Los seres humanos tendemos a evaluar nuestro propio bienestar comparando nuestra situación con lo que ocurre a los demás.

El filósofo alemán Arthur Schopenhauer suponía, con el pesimismo que le era propio, que la alegría que siente uno por las desgracias ajenas se basaba en el sentimiento de la envidia y era característica de la cultura europea. Hablaba de la “maldad diabólica” y consideraba que alegrarse de los males del próximo era el pecado más grave.

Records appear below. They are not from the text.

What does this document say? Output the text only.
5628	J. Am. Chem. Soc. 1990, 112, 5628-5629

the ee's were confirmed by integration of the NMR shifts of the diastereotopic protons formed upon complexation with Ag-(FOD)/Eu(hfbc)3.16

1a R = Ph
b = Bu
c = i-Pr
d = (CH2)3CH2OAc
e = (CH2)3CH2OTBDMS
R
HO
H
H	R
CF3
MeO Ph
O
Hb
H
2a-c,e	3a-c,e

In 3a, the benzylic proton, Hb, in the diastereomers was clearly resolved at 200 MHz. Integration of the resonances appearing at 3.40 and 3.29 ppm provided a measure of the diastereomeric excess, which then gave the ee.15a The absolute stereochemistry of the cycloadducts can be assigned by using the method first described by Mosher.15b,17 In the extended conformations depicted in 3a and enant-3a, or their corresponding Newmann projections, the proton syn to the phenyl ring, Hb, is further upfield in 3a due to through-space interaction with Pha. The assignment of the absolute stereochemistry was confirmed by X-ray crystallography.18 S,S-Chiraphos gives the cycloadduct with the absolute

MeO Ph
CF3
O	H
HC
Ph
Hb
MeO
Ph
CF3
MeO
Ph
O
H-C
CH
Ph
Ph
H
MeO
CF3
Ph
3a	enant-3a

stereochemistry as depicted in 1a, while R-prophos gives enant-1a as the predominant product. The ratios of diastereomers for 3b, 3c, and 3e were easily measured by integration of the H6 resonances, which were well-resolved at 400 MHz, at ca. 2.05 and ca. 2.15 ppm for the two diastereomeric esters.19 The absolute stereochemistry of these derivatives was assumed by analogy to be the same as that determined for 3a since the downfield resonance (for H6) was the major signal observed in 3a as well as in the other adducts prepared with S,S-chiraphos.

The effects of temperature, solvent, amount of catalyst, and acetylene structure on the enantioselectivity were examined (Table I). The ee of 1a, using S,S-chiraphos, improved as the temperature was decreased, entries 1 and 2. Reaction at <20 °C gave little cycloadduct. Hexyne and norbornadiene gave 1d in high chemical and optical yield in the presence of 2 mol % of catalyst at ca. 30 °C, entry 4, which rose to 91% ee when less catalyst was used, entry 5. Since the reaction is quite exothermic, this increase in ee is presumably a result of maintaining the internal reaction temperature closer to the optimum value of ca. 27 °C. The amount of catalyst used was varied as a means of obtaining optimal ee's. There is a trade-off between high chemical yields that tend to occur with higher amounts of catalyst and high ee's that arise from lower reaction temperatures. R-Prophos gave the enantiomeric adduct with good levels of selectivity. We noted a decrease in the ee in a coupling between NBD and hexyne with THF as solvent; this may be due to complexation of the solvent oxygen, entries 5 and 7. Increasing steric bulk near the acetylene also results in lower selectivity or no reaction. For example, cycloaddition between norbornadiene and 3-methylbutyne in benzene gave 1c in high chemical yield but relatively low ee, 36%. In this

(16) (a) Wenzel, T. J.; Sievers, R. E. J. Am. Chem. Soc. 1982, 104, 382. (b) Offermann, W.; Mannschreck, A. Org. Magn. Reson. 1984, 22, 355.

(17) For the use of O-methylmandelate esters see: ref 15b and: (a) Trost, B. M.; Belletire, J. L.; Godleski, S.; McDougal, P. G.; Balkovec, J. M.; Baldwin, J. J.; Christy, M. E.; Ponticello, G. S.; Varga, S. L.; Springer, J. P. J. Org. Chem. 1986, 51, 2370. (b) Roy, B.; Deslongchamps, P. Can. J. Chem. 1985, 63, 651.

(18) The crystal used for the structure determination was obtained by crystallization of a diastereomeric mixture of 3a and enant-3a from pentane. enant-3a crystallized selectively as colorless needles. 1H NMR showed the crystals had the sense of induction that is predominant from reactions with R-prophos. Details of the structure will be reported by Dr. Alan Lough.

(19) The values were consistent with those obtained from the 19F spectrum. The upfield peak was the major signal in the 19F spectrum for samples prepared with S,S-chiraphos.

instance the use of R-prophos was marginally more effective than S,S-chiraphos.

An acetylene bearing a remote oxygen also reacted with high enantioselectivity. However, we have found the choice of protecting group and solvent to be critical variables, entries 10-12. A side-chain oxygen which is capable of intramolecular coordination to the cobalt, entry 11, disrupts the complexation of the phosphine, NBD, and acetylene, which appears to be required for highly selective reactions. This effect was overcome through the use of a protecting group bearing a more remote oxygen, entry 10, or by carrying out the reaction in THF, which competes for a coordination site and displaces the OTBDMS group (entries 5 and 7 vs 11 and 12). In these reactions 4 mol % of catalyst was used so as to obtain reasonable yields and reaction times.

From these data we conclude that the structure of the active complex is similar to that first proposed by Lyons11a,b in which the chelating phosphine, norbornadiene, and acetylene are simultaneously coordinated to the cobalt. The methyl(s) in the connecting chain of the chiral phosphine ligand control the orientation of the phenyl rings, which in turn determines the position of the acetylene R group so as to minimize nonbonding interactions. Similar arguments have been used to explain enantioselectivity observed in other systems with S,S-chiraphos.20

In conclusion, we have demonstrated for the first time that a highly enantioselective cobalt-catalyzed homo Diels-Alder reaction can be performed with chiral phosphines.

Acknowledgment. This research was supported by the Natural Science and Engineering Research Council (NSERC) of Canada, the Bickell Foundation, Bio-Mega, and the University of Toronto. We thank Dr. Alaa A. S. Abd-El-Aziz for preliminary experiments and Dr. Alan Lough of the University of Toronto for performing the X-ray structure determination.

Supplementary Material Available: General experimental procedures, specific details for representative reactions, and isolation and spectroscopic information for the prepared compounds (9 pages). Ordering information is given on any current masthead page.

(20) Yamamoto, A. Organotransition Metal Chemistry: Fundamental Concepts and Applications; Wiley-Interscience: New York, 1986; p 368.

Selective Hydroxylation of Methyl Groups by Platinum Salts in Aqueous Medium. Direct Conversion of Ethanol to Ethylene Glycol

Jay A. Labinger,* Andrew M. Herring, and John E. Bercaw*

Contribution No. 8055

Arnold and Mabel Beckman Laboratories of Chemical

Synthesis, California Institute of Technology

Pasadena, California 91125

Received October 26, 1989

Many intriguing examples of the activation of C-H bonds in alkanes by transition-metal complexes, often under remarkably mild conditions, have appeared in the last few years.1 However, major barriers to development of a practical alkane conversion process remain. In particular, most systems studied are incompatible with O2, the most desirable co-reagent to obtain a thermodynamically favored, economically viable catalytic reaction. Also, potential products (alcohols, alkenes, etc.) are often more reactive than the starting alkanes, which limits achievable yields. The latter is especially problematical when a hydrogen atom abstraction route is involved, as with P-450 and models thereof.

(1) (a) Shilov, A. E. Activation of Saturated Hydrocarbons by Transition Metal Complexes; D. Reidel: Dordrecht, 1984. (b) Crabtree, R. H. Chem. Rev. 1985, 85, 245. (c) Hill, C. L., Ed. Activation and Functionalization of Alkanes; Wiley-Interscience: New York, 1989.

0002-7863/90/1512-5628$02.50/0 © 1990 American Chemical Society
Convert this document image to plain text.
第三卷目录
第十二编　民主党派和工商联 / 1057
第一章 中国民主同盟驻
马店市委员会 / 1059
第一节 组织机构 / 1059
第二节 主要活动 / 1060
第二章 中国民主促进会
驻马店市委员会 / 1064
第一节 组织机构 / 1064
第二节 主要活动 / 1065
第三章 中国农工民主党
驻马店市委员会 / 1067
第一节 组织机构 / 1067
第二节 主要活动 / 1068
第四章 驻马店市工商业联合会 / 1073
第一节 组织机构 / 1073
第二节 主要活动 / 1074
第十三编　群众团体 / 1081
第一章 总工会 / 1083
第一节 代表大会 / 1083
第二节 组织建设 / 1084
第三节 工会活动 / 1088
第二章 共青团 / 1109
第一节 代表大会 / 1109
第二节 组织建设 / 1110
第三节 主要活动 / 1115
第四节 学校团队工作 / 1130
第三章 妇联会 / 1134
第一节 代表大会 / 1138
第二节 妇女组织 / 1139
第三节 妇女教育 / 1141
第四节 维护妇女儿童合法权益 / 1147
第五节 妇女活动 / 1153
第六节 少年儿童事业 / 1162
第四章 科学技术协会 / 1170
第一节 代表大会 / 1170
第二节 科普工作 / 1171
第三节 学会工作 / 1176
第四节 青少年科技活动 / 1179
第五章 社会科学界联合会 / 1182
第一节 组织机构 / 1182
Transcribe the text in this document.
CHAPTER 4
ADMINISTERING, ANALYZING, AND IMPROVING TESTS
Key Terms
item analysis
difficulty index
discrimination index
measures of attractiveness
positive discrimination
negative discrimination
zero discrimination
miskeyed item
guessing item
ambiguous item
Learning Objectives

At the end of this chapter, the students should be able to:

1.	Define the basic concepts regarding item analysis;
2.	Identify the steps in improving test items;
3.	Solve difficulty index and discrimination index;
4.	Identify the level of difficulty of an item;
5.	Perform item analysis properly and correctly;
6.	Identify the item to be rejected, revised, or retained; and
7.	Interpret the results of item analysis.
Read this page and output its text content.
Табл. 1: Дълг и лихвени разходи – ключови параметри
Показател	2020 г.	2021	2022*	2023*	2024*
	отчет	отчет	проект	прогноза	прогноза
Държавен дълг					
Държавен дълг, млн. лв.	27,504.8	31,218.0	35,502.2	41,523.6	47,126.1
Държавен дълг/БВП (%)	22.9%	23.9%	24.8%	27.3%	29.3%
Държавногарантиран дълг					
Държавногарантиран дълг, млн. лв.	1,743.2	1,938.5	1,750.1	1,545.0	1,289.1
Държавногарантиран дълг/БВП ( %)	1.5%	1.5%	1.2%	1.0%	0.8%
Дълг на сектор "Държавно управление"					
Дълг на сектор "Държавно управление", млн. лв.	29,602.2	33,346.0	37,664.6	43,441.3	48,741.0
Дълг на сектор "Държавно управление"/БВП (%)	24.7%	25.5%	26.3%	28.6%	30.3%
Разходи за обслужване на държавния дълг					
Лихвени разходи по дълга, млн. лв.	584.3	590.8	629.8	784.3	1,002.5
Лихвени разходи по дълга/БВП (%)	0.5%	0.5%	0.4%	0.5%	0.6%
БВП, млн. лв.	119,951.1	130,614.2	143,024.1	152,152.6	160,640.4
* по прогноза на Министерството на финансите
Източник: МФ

En Nueva York, todavía no azotada por el huracán Sandy había una instalación artística: al público se le proyectaban imágenes de sufrimiento físico de personas desconocidas, mientras que se grababan las expresiones de las caras de los espectadores. En la mayoría de los casos sus rostros reflejaban condolencia, amargura y compasión, a menudo, horror. Al parecer, ésta debería ser la reacción más natural ante la desgracia de otra persona. Sin embargo, muchos de nuestros compatriotas, al ver las afueras de Nueva York y Nueva Jersey, casi borradas por Sandy de la faz de la tierra, soltaban “ya tienen su merecido”.

Nueva York parece creada a propósito para albergar escenas de la Apocalipsis: está aquí el símbolo de la codicia mundial, Wall Street, la multitud lingüística de la Babilonia y los rascacielos. Si se precipitan los soberbios puentes, se inundan los túneles trazados debajo de los ríos Hudson y Este, la Manhattan que ahora parece ascender al cielo se volverá una simple isla cortada del resto del mundo. Es por esta razón por la que numerosas películas sobre catástrofes globales e invasiones de extraterrestres y monstruos fantásticos tienen por escenario Nueva York.

A lo largo de casi una semana, el huracán Sandy estuvo facilitando al mundo documentales sobre desastres naturales. Las reacciones que se ven en Internet en Rusia permiten llegar a la conclusión de que los usuarios estaban sintiendo lo mismo que los antiguos romanos que acudían en masa a presenciar la agonía de los gladiadores.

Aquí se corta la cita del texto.